In the presence of suvCas9s alone, GFP signal (indicating suvCas9) can only be observed in the nucleus,
indicating an enrichment of nuclear localization of suvCas9s. However, when small guide RNA
targeting the Actin message (sgActin) is co-expressed with suvCas9, GFP signal is relocated into
the cytoplasm. In contrast, after introducing PAMmers, which function as single-stranded DNA mimics,
the majority of suvCas9 proteins can now be stably sequestered in the cytoplasm.

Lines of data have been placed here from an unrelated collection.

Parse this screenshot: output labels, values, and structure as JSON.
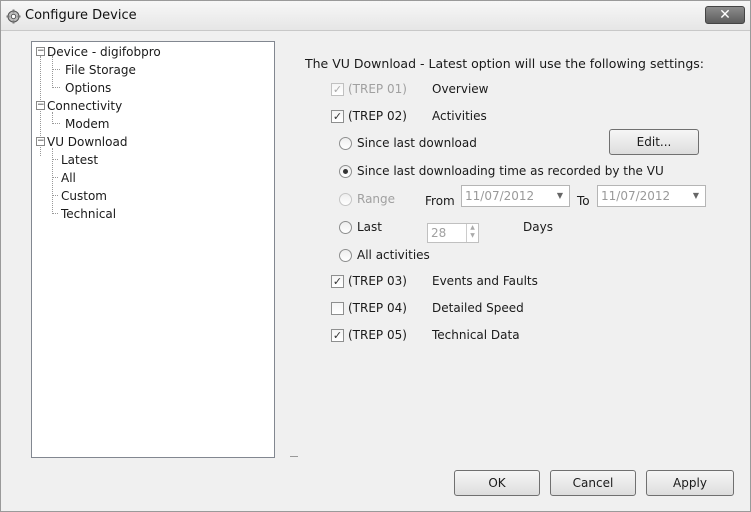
{
  "window": {
    "title": "Configure Device",
    "close_label": "✕",
    "icon": "device-settings-icon"
  },
  "tree": {
    "device": {
      "label": "Device - digifobpro",
      "children": [
        "File Storage",
        "Options"
      ]
    },
    "connectivity": {
      "label": "Connectivity",
      "children": [
        "Modem"
      ]
    },
    "vu_download": {
      "label": "VU Download",
      "children": [
        "Latest",
        "All",
        "Custom",
        "Technical"
      ]
    },
    "selected": "Latest"
  },
  "main": {
    "heading": "The VU Download - Latest option will use the following settings:",
    "trep01": {
      "code": "(TREP 01)",
      "name": "Overview",
      "checked": true,
      "disabled": true
    },
    "trep02": {
      "code": "(TREP 02)",
      "name": "Activities",
      "checked": true
    },
    "options": {
      "since_last_download": "Since last download",
      "edit_button": "Edit...",
      "since_last_recorded": "Since last downloading time as recorded by the VU",
      "range": "Range",
      "from": "From",
      "from_date": "11/07/2012",
      "to": "To",
      "to_date": "11/07/2012",
      "last": "Last",
      "last_value": "28",
      "days": "Days",
      "all_activities": "All activities",
      "selected": "Since last downloading time as recorded by the VU"
    },
    "trep03": {
      "code": "(TREP 03)",
      "name": "Events and Faults",
      "checked": true
    },
    "trep04": {
      "code": "(TREP 04)",
      "name": "Detailed Speed",
      "checked": false
    },
    "trep05": {
      "code": "(TREP 05)",
      "name": "Technical Data",
      "checked": true
    }
  },
  "footer": {
    "ok": "OK",
    "cancel": "Cancel",
    "apply": "Apply"
  },
  "colors": {
    "window_bg": "#f0f0f0",
    "close_button": "#6e6e6e",
    "disabled_text": "#a0a0a0"
  }
}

Figure 1. Relocation into the cytoplasm of suvCas9 proteins can be orchestrated by single guide
RNAs targeting the Actin message (sgActin) and PAMmers.


As negative controls, when suvCas9 is expressed alone, or co-expressed with small guide RNA targeting
anti-sense message Actin mRNA sequence (sgNC), the GFP signal (indicating suvCas9) are strictly sequestered
in the nucleus, suggesting without the companion of sgRNA targeting sense Actin message, suvCas9 will be
translocated into the nucleus by its engineered NLS (nucleus localization sequence). As a positive control,
when yeasts are only transformed with a GFP expression construct, without the guidance of the NLS, the GFP
signal is limited within the cytoplasmic region.


Figure 2. Negative control and positive control for the relocation assay.